Night was falling when they heard many drums suddenly begin to pound just outside the jujuo. Ordered out of their huts, they saw bursting through the gate about a dozen leaping, shouting kankurang dancers. In leafy branch costumes and bark masks, they sprang about brandishing their spears among the terrified boys, and then—just as abruptly as they had appeared—were gone. Almost numb with fear, the boys now heard and followed dumbly the kintango’s order to seat themselves close together with their backs against the jujuo’s bamboo fence.

The fathers, uncles, and older brothers stood nearby, this time chanting, “You soon will return to home ... and to your farms ... and in time you will marry ... and life everlasting will spring from your loins.” One of the kintango’s assistants called out one boy’s name. As he got up, the assistant motioned him behind a long screen of woven bamboo. Kunta couldn’t see or hear what happened after that, but a few moments later, the boy reappeared—with a bloodstained cloth between his legs. Staggering slightly, he was half carried by the other assistant back to his place along the bamboo fence. Another boy’s name was called, then another, and another, and finally:

“Kunta Kinte!”

Kunta was petrified. But he made himself get up and walk behind the screen. Inside were four men, one of whom ordered him to lie down on his back. He did so, his shaking legs wouldn’t have supported him any longer anyway. The men then leaned down, grasped him firmly, and lifted his thighs upward. Just before closing his eyes, Kunta saw the kintango bending over him with something in his hands. Then he felt the cutting pain. It was even worse than he thought it would be, though not as bad as it would have been without the numbing paste. In a moment he was bandaged tightly, and an assistant helped him back outside, where he sat, weak and dazed, alongside the others who had already been behind the screen. They didn’t dare to look at one another. But the thing they had feared above all else had now been done.

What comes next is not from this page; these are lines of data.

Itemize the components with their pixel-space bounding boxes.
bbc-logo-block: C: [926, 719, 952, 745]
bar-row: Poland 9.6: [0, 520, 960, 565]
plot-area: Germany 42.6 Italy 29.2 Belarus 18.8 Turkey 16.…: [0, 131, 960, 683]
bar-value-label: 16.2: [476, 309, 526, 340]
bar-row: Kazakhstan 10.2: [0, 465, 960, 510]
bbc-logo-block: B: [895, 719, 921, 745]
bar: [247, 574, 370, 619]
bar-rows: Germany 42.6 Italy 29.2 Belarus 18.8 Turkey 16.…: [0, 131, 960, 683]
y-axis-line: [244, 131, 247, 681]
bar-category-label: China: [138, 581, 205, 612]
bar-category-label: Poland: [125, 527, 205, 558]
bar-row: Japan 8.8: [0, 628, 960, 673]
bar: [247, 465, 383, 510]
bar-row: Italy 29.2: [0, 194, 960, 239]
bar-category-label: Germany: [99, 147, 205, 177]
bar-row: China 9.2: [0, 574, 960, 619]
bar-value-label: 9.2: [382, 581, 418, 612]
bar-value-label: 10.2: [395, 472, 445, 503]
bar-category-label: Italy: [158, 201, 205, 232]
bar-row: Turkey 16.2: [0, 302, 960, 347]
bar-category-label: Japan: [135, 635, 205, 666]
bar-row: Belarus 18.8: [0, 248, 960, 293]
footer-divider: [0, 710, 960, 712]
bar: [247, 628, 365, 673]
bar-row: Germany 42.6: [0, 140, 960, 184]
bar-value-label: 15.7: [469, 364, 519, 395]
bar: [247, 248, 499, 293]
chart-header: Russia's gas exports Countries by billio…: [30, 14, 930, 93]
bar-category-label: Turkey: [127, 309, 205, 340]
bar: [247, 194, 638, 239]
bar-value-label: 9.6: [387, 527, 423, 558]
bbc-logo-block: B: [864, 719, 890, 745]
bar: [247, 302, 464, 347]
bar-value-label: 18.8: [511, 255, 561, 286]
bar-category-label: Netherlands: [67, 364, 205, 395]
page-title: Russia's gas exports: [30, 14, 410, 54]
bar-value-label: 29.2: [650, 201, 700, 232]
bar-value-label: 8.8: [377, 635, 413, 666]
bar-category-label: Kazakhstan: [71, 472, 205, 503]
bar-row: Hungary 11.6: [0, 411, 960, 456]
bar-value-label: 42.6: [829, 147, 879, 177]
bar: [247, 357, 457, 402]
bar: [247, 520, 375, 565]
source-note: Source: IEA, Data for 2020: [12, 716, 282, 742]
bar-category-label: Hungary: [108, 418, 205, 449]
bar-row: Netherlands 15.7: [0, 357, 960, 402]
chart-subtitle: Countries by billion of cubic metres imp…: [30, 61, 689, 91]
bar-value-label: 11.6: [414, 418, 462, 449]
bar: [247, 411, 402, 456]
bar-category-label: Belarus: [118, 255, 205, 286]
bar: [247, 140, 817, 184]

As the fotos of the kafo began healing, a general air of jubilation rose within the jujuo, for gone forever was the indignity of being mere boys in body as well as in mind. Now they were very nearly men—and they were boundless in their gratitude and reverence for the kintango. And he, in turn, began to see Kunta’s kafo with different eyes. The old, wrinkled, gray-haired elder whom they had slowly come to love was sometimes seen even to smile now. And very casually, when talking to the kafo, he or his assistants would say, “You men—” and to Kunta and his mates, it seemed as unbelievable as it was beautiful to hear.

Soon afterward the fourth new moon arrived, and two or three members of Kunta’s kafo, at the kintango’s personal order, began to leave the jujuo each night and trot all the way to the sleeping village of Juffure, where they would slip like shadows into their own mothers’ storehouses, steal as much couscous, dried meats, and millet as they could carry, and then race back with it to the jujuo, where it was gleefully cooked the next day—“to prove yourselves smarter than all women, even your mother,” the kintango had told them. But that next day, of course, those boys’ mothers would boast to their friends how they had heard their sons prowling and had lain awake listening with pride.

There was a new feeling now in the evenings at the jujuo. Nearly always, Kunta’s kafo would squat in a semicircle around the kintango. Most of the time he remained as stern in manner as before, but now he talked to them not as bumbling little boys but as young men of his own village. Sometimes he spoke to them about the qualities of manhood—chief among which, after fearlessness, was total honesty in all things. And sometimes he spoke to them about the forefathers. Worshipful regard was a duty owed by the living to those who dwelled with Allah, he told them. He asked each boy to name the ancestor he remembered best; Kunta named his Grandma Yaisa, and the kintango said that each of the ancestors the boys had named—as was the way of ancestors—was petitioning Allah in the best interests of the living.